Hindsight: Bound Leptin and Sympathetic Activity

As readers are probably well aware, leptin is one of the key hormones (secreted by fat cells), that regulate energy balance – not just by affecting food intake but also energy output. The latter happens in part through stimulation of the sympathetic nervous system.

In a paper we published in the Journal of Clinical Endocrinology and Metabolism in 2003, we examined the relationship between both free and protein-bound plasma leptin levels and sympathetic activity as assessed by microneurography.

Study participants included 25 healthy normal weight men, 8 individuals with central (multiple system atrophy) and 4 individuals with peripheral (pure) autonomic failure.

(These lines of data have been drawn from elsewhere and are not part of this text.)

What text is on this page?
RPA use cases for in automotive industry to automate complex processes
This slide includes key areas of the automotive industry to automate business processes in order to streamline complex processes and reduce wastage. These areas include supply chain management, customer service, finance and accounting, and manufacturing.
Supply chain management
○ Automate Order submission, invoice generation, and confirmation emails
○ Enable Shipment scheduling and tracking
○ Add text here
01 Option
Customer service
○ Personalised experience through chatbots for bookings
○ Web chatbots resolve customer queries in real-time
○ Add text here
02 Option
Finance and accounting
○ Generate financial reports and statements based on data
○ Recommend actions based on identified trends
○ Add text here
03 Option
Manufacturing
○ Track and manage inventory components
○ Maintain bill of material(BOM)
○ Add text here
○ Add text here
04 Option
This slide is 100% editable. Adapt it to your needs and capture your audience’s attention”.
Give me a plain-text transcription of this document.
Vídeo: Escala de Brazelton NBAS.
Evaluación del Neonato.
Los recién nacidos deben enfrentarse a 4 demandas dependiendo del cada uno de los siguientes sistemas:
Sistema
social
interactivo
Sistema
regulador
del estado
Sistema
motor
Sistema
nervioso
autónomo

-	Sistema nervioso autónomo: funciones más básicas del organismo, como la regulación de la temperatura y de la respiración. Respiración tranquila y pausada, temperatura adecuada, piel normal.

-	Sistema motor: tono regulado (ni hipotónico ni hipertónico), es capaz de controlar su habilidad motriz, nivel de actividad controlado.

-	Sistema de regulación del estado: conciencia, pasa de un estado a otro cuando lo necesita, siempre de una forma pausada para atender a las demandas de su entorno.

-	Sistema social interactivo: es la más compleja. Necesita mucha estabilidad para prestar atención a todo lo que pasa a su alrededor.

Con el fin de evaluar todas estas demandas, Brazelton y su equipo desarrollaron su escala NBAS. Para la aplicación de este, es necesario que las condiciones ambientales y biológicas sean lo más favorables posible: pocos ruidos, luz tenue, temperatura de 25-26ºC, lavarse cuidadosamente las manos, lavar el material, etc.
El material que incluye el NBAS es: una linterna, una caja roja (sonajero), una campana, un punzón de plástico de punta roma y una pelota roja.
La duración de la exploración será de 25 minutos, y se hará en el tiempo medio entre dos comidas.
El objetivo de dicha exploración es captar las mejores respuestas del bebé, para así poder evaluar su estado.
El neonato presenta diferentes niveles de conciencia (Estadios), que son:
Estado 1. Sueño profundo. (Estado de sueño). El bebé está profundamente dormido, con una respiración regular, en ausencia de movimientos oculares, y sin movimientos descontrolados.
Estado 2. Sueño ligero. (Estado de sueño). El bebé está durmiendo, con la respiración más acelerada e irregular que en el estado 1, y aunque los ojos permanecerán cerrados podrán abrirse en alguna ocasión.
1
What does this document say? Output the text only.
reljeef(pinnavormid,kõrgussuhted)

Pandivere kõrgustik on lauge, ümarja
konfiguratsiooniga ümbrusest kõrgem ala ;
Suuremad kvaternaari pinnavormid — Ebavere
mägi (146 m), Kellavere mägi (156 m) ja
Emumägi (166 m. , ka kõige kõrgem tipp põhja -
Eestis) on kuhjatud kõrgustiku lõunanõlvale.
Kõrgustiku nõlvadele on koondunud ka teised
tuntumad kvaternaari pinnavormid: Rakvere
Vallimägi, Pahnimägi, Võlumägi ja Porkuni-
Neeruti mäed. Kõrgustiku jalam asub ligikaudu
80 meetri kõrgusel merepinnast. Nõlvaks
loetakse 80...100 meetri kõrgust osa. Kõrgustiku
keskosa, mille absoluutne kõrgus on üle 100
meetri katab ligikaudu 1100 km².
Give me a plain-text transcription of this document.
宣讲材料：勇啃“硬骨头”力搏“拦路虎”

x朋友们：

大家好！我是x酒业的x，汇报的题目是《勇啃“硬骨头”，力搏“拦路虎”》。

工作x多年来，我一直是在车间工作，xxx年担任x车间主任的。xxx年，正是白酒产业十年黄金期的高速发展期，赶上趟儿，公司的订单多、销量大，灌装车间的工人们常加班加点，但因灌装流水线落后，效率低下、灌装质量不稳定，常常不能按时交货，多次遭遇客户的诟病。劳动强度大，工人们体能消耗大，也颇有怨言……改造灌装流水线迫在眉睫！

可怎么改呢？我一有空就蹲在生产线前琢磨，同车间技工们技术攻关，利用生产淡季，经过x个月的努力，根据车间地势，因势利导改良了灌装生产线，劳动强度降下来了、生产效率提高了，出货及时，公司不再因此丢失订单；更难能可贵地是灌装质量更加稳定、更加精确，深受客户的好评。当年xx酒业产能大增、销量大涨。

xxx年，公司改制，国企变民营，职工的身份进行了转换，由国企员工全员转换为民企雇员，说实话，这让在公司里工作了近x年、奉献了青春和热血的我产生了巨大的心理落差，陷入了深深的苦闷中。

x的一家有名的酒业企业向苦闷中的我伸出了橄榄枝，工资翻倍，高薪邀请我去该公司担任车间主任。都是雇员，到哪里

Baroreflex sensitivity was measured using phenylephrine and nitroprusside infusions.

MSNA was consistently correlated with protein-bound leptin concentrations but not with free leptin levels. MSNA at baseline was about 15 bursts per minute in subjects with lower and about 24 bursts per minute in subjects with higher bound leptin concentrations.

We concluded that protein-bound rather than free leptin levels are correlated with basal sympathetic outflow, a relationship that was difficult to explain through a direct central nervous effect of protein-bound leptin. Rather, we suggested that protein-bound leptin may increase sympathetic vasomotor tone indirectly via a baroreflex mechanism.

According to Google Scholar, this paper has been cited 26 times.